Oral lichen planus affects the inside of the cheeks, gums, and tongue. It can appear as white, lacy streaks, red inflamed patches, or painful open sores. Eating spicy or acidic foods often makes the discomfort worse. Oral lichen planus tends to be more persistent than the skin form and carries a small but real risk of malignant transformation: a 25-year population-based study found that about 3.1% of people with oral lichen planus developed oral squamous cell carcinoma within 20 years of diagnosis. This is why regular monitoring of oral lesions matters.
Lichen planus can also affect the nails, causing ridging, thinning, or splitting, and the scalp, where it can lead to permanent hair loss if scarring occurs. Genital lichen planus causes soreness and can interfere with intimacy, but again, it poses no transmission risk to a partner.
How Long It Lasts
Skin lichen planus often resolves on its own within one to two years, though it can leave behind dark brown or gray marks (post-inflammatory hyperpigmentation) that fade more slowly. Recurrences are possible. Oral and genital forms tend to be more chronic, sometimes lasting years or fluctuating between periods of remission and flare-ups.
How It’s Managed
Treatment focuses on controlling symptoms and calming the immune response rather than curing the condition. For mild skin involvement, prescription-strength topical steroids are the first-line approach and often enough to reduce itching and flatten the bumps. Oral lichen planus is typically treated with steroid gels or rinses applied directly to the affected areas inside the mouth.
For more widespread or stubborn cases, treatment may involve phototherapy (controlled exposure to ultraviolet light) or systemic medications that broadly suppress immune activity.
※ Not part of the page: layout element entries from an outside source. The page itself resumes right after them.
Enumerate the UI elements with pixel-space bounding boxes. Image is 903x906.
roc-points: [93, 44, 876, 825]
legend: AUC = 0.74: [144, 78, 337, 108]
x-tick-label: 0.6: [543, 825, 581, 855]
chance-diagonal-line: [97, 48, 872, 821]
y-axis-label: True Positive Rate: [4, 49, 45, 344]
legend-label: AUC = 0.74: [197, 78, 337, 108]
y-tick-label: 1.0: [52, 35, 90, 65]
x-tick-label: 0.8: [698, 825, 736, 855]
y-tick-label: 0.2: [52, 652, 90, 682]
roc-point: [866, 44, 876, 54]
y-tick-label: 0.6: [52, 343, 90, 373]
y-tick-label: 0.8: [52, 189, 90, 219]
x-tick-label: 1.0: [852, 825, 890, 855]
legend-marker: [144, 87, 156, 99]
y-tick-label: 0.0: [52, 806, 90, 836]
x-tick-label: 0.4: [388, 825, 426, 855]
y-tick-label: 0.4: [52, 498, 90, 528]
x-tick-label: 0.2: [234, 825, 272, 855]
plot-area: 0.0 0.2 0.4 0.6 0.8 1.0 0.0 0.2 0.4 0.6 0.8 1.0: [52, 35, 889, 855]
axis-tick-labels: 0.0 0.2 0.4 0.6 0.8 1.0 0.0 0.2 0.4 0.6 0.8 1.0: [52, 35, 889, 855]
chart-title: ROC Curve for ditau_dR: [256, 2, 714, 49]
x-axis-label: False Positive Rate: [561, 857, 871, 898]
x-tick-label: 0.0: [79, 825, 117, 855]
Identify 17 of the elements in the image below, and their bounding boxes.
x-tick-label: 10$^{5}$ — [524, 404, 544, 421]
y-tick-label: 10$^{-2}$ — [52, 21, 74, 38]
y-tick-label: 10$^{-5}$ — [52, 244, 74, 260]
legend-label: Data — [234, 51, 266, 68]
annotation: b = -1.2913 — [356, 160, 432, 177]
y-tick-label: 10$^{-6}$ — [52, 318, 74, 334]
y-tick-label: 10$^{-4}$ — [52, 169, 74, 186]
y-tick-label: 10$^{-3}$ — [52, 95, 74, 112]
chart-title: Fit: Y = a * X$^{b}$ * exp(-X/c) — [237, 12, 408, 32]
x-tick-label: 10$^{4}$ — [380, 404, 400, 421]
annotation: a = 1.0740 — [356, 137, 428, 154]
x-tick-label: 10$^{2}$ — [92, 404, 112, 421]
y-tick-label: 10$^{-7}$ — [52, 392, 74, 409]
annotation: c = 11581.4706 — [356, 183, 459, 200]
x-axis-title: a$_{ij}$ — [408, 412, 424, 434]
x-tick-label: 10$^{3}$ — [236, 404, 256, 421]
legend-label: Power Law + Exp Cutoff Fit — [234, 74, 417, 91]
The goal with any treatment is to shorten flares, relieve discomfort, and prevent complications like scarring on the scalp or malignant changes in the mouth.
Identifying and removing triggers, especially suspect medications, can sometimes resolve the condition entirely. If a drug is the cause, the rash typically clears within weeks to months after discontinuing it, though this decision should always be weighed against the reason the medication was prescribed in the first place.